Les conclusions négatives de l’expertise du professeur René Fabre
Toujours est-il que nous disposions heureusement là de la preuve circonstanciée que René Fabre avait conclu son enquête de manière doublement négative. Le même carton n° 1 contenait, en effet, un « Document 96/B » consistant en un « rapport d’expertise » des Professeurs et Docteurs Piédelièvre (Paris) et Simonin (Strasbourg) ainsi que du Docteur Fourcade (Strasbourg). Ce rapport concernait 1) au Struthof, la « chambre à gaz » que, curieusement, les Allemands n’avaient pas pris la peine de détruire ; 2) à l’Hôpital civil de Strasbourg, les cadavres ou restes de cadavres que, non moins curieusement, les Allemands n’avaient pas pris le soin de faire disparaître. Pourtant, l’évacuation du camp ne s’était pas faite dans la précipitation : elle avait commencé au début de 1944 et les Américains n’étaient arrivés que le 25 novembre ; pour ne prendre que son exemple, le professeur Hirt, comme normalement en temps de guerre, avait fait détruire des documents par sa secrétaire avant de quitter la place (Steegmann, 2009, p. 327). Dans leur rapport les trois experts (qui n’étaient pas des toxicologues et que décevaient les conclusions du prestigieux toxicologue R. Fabre) écrivaient :
Recherches toxicologiques. Inventaire des bocaux adressés à l’expert toxicologue, M. le Professeur FABRE de la Faculté de Pharmacie de Paris. – Bocaux W. Produit de raclage du mur extérieur de la chambre à gaz, autour de la cheminée. – Bocaux X. Plâtras provenant de la cheminée extérieure de la chambre à gaz au moment de son enlèvement (p. 52). Recherches toxicologiques. Les prélèvements de sang, de viscères faits au cours des autopsies ont donné lieu, de la part du professeur FABRE, à des recherches toxicologiques. – De son rapport, daté du 1er décembre 1945, nous reproduisons les conclusions : « Dans les viscères conservés dans le liquide conservateur (alcool + formol) et remis aux fins d’analyse, il n’a pas été décelé de toxiques volatils, et particulièrement d’acide cyanhydrique ». – Il convient de rappeler que ce toxique n’aurait pu, d’après les essais préliminaires, être décelé que s’il avait été présent à une dose supérieure à 6 milligrammes dans la prise d’essais (p. 61). [Donnant ensuite leur opinion, les trois médecins ajoutaient en guise de commentaire :] Les conclusions négatives du rapport d’expertise du professeur FABRE ne s’inscrivent pas en faux contre la possibilité et même la grande probabilité de l’intoxication par l’acide cyanhydrique (p. 67).
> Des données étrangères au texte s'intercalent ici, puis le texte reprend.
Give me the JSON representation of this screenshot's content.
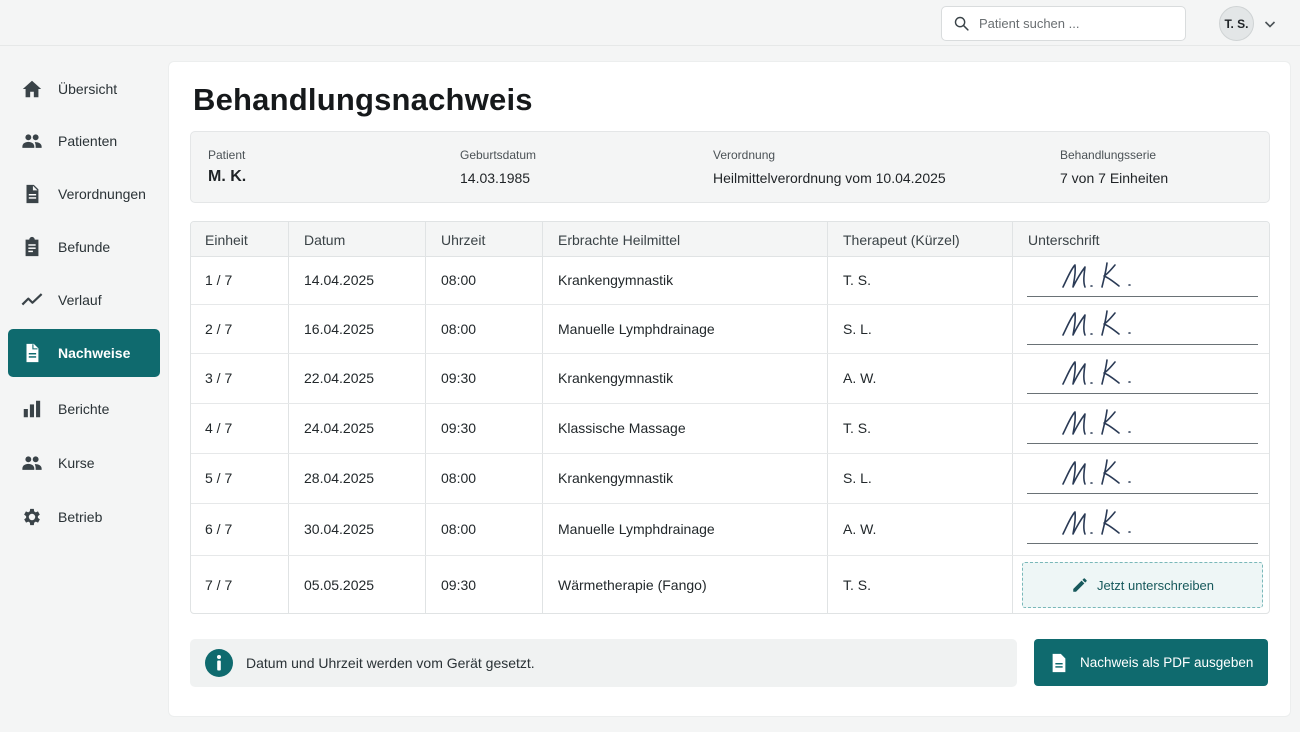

Notons que cette dernière affirmation, où il n’était question que de « possibilité » ou de «grande probabilité» et non de « certitude », ne faisait l’objet d’aucune ébauche de justification de la part des trois médecins. Lors du procès que m’avaient intenté la LIC[R]A et huit autres associations, ma découverte du 27 mars 1980 allait mettre mes adversaires dans l’embarras et, je suppose, contribuer à l’hommage que les magistrats de la cour d’appel devaient par la suite rendre à la qualité de mes recherches sur la question générale des chambres à gaz nazies. De toute façon, une quantité importante de faits que j’avais rapportés dans mes nombreux écrits sur le sujet rendait totalement impossible, en particulier sur le plan physique, l’existence en ce lieu d’une chambre à gaz d’exécution à l’acide cyanhydrique. Je renvoie également là-dessus aux constats que j’ai pu faire aux États-Unis sur l’effroyable complexité et l’extrême dangerosité de l’exécution d’un seul condamné au moyen précisément de ce gaz. Au procès, mes adversaires ont, dans la pratique, d’eux-mêmes renoncé à invoquer l’argument de la « chambre à gaz » du Struthof. Le cours de ce procès a si manifestement tourné en ma faveur qu’aux audiences mêmes nos adversaires n’ont rien pu exploiter de ces archives dont, pour ma part, j’ai personnellement tiré le plus grand profit. D’où la conclusion formulée, le 26 avril 1983, par la première chambre de la cour d’appel (président François Grégoire), conclusion qui, dans le langage du profane, pouvait se résumer en ces termes : sur le chapitre des chambres à gaz nazies il n’y a dans les recherches de M. Faurisson ni légèreté, ni négligence, ni ignorance délibérée, ni mensonge ; en conséquence tout le monde (experts, historiens et public réunis) doit avoir le droit d’affirmer éventuellement comme M. Faurisson que les chambres à gaz nazies n’ont pas existé. Certes, je fus condamné mais, si l’on peut ainsi résumer ce fameux arrêt, si clair et ferme dans sa première partie et si confus dans la seconde, il semble qu’aux yeux des magistrats de la cour, en dépit du caractère impeccable de mon travail sur les chambres à gaz nazies, je m’étais rendu coupable de malveillance.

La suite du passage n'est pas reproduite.